John Langford writes (in an entry linked to for other reasons by Aleks),

How many papers do you remember from 2006? 2005? 2002? 1997? 1987? 1967? One way to judge this would be to look at the citations of the papers you write—how many came from which year? For myself [Langford], the answers on recent papers are:

year 2006 2005 2002 1997 1987 1967

count 4 10 5 1 0 0

This spectrum is fairly typical of papers in general. There are many reasons that citations are focused on recent papers. . . .

Another way to study this is to look at the dates of Langford’s own most-cited papers. Doing a Google Scholar on “John Langford” yields papers from 2000, 2003, 1999, 2004, 2001, 2002, 2003, 2002, 2002, 1998, . . . Slightly earlier than the years of the papers he cites the most, but this makes sense if you think of time-censoring (older papers have had more years in which to be cited).

Comparing computer science to statistics

Anyway, I was surprised that Langford was citing such recent papers. Just to look at some of my own recent papers, about half the papers I’m citing come from before 2000. Similarly, my own most cited papers are from 1992, 1996, 1998, 1993, 1996, 1998, 1998, 1990, . . .

This is just a sample of size 2, but based on this, let me conjecture that CS is a particularly new field, and thus the pattern John saw may be particularly strong in his field.

3 thoughts on “Differences between computer science and statistics in the rate of forgetting

  1. I havent checked but in economics the bulk of the citations is of relatively recent papers (last ten years) in fact a rule of thumb I've heard before is that if more than half the papers youre citing are 10 years old or more then youre probably wasting your time.

  2. I onder about the correlation between the citation age and the average time in press in different fields. In Operations Research, I hear regular reports from faculty of manuscripts being published which were submitted 4-7 years ago….

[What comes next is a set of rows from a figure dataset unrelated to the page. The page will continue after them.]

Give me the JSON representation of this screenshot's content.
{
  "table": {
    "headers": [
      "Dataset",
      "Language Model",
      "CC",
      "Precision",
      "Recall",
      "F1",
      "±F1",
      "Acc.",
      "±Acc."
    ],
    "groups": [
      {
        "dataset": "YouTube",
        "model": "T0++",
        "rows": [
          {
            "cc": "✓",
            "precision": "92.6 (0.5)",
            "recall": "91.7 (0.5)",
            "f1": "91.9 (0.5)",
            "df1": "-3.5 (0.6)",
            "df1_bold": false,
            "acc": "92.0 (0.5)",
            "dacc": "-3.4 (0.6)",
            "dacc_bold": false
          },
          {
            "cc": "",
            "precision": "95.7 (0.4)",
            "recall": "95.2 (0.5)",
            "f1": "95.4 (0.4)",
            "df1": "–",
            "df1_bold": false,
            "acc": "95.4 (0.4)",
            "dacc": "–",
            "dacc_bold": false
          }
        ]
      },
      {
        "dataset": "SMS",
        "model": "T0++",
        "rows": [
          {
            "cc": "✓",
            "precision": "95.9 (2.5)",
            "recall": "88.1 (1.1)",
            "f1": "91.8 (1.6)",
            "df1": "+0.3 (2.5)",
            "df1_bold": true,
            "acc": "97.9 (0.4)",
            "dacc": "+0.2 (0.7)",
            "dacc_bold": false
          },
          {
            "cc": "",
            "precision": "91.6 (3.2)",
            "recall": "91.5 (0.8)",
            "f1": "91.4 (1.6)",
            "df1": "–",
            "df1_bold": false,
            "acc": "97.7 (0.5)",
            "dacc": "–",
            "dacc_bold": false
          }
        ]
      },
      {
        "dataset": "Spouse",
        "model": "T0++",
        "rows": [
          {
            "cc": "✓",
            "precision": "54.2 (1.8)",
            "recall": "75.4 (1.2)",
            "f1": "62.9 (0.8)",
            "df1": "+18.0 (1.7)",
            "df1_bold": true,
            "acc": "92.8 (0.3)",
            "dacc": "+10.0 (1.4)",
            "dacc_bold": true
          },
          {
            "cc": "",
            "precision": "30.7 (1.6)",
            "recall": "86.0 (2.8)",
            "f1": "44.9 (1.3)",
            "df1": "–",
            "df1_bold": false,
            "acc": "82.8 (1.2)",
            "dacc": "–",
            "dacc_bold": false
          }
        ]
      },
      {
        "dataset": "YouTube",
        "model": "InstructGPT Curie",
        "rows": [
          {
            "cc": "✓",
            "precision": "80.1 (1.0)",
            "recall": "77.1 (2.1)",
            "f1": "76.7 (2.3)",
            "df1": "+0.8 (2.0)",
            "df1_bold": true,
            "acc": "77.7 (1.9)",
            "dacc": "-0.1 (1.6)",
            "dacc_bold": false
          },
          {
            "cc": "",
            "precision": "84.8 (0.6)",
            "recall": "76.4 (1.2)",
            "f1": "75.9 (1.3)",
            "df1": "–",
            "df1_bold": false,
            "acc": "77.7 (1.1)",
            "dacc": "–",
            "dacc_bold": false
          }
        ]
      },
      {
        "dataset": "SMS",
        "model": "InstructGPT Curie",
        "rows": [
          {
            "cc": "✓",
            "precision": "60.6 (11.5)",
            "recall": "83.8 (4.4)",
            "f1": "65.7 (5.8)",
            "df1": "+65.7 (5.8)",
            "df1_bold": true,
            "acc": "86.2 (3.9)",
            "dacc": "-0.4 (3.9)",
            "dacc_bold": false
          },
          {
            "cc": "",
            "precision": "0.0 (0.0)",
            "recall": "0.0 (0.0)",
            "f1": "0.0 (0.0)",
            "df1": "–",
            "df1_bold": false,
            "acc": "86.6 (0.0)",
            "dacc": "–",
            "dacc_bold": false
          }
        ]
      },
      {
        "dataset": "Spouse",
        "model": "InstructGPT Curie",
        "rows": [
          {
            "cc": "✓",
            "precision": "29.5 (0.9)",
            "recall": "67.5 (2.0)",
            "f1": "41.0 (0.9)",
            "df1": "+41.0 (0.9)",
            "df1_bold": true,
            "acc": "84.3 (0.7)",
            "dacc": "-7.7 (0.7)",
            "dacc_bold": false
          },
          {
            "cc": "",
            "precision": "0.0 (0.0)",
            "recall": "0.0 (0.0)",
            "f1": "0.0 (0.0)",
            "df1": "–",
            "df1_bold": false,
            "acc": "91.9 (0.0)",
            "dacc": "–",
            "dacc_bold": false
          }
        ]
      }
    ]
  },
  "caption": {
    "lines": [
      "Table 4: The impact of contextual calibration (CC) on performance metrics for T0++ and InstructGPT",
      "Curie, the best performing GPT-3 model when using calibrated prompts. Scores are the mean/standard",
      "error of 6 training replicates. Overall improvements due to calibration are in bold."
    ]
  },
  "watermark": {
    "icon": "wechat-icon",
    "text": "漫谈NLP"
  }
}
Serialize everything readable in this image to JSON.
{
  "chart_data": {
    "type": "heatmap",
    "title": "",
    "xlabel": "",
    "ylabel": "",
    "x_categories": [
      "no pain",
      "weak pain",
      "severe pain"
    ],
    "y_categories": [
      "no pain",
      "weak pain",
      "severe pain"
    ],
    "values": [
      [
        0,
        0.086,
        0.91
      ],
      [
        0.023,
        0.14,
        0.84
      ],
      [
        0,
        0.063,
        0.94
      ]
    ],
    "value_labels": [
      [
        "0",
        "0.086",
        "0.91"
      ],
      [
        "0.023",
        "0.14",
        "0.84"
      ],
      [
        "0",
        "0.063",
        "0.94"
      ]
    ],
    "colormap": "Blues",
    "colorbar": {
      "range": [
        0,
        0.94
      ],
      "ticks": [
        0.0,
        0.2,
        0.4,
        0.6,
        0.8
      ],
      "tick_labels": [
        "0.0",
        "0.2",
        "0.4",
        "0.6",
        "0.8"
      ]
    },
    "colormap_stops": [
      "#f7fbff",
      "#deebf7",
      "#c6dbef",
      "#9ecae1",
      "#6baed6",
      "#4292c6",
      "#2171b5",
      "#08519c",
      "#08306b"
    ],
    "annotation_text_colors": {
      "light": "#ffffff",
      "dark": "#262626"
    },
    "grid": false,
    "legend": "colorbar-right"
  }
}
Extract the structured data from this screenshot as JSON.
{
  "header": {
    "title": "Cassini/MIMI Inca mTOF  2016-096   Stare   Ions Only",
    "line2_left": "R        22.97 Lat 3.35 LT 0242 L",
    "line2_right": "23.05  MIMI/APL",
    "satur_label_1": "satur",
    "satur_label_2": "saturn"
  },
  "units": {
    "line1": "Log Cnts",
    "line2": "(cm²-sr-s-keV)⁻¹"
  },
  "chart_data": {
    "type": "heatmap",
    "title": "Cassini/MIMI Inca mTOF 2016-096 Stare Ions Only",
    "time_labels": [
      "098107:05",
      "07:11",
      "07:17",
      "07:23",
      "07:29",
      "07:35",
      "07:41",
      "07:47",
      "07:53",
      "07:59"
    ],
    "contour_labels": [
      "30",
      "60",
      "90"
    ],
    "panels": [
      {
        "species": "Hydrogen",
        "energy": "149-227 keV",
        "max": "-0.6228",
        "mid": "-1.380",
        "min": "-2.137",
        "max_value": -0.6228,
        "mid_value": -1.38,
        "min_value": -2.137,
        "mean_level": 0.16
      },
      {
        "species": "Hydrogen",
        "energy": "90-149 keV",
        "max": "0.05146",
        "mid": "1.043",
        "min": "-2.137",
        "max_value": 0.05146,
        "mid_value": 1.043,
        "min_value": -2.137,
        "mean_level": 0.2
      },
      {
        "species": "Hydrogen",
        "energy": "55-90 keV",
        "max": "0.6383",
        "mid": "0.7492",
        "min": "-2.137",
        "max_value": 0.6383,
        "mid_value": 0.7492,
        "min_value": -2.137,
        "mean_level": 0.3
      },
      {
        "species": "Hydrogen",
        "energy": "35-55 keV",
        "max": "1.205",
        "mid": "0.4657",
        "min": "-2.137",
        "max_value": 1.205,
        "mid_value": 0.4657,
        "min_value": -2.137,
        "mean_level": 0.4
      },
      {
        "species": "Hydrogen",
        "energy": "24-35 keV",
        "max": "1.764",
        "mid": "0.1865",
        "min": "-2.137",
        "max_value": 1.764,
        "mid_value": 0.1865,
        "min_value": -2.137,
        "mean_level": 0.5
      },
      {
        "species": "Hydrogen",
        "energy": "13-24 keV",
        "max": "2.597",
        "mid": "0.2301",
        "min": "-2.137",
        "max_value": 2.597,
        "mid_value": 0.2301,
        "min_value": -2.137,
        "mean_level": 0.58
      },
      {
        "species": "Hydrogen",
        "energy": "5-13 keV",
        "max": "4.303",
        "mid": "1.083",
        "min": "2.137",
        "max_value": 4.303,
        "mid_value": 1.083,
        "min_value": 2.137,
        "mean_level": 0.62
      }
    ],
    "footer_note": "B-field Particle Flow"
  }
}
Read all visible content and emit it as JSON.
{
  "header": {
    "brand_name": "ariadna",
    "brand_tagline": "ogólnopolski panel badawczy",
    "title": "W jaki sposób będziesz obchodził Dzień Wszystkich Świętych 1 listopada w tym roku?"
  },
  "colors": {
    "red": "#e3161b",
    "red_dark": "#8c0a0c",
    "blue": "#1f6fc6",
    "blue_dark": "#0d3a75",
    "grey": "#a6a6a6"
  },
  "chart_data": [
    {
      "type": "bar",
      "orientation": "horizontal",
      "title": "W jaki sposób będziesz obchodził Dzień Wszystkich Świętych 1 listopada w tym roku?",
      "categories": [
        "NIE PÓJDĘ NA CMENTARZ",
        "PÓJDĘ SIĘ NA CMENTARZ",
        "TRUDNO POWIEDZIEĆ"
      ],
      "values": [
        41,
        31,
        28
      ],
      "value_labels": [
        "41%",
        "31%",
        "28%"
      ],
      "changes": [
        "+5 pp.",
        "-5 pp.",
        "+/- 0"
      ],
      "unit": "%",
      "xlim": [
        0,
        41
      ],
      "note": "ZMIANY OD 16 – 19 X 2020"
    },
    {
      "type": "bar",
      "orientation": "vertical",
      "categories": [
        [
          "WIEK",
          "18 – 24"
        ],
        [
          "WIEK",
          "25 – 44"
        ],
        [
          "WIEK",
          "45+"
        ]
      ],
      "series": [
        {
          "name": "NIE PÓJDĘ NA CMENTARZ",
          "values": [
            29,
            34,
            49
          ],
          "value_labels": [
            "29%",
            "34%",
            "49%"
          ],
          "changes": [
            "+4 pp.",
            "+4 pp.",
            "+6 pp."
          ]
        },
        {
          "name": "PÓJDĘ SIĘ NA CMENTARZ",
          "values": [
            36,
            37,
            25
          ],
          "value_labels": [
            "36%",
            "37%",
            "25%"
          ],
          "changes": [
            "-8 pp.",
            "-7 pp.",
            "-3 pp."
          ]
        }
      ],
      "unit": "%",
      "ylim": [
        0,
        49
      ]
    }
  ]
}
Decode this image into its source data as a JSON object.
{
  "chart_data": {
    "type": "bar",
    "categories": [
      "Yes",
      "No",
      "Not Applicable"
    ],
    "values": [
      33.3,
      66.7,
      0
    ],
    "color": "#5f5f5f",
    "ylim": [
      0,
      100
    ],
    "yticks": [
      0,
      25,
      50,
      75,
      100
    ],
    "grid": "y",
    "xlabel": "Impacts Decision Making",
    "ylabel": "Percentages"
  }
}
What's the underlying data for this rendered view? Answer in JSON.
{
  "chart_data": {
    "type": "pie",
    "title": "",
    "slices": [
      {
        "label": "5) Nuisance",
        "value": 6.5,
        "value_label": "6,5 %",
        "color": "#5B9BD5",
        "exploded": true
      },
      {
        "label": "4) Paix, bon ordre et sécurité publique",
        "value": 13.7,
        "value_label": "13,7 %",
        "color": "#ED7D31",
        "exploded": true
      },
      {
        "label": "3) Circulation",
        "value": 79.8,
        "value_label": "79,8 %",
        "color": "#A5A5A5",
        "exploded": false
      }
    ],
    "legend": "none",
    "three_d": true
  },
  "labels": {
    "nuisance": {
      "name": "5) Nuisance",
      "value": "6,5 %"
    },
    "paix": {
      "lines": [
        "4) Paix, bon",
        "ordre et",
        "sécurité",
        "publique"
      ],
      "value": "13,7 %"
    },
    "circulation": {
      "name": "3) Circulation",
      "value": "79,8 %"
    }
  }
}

  3. I am currently writing a review of "classical" psychometric theory which is mostly viewed to have originated with a paper by Charles Spearman in 1904, and culminated in a (in psychometrics) famous book by Lord & Novick in 1968. Even if both these publications are really long-lived in terms of being cited, it seems that most people citing them today haven't really read them. Especially the Lord and Novick book contains a lot of information which comes up now and again as "new".
    I fear that this is (in part) a result of specialization – Lord and Novick have probably had a thorough mathematical/statistical education together with their knowledge of educational/psychological assessment. Nowadays, there are many people working in the area with "only" a psychology background, and the mathematical precision is lost on them – the result is that you will often find simulation studies where some algebra would lead to far more insights.
    Thus, I would not agree that you are wasting your time when citing older papers – sometimes there is a lot of wisdom hidden there, and the really good ideas keep popping up every few decades. The difficulty seems to be to convince the reviewers…

Comments are closed.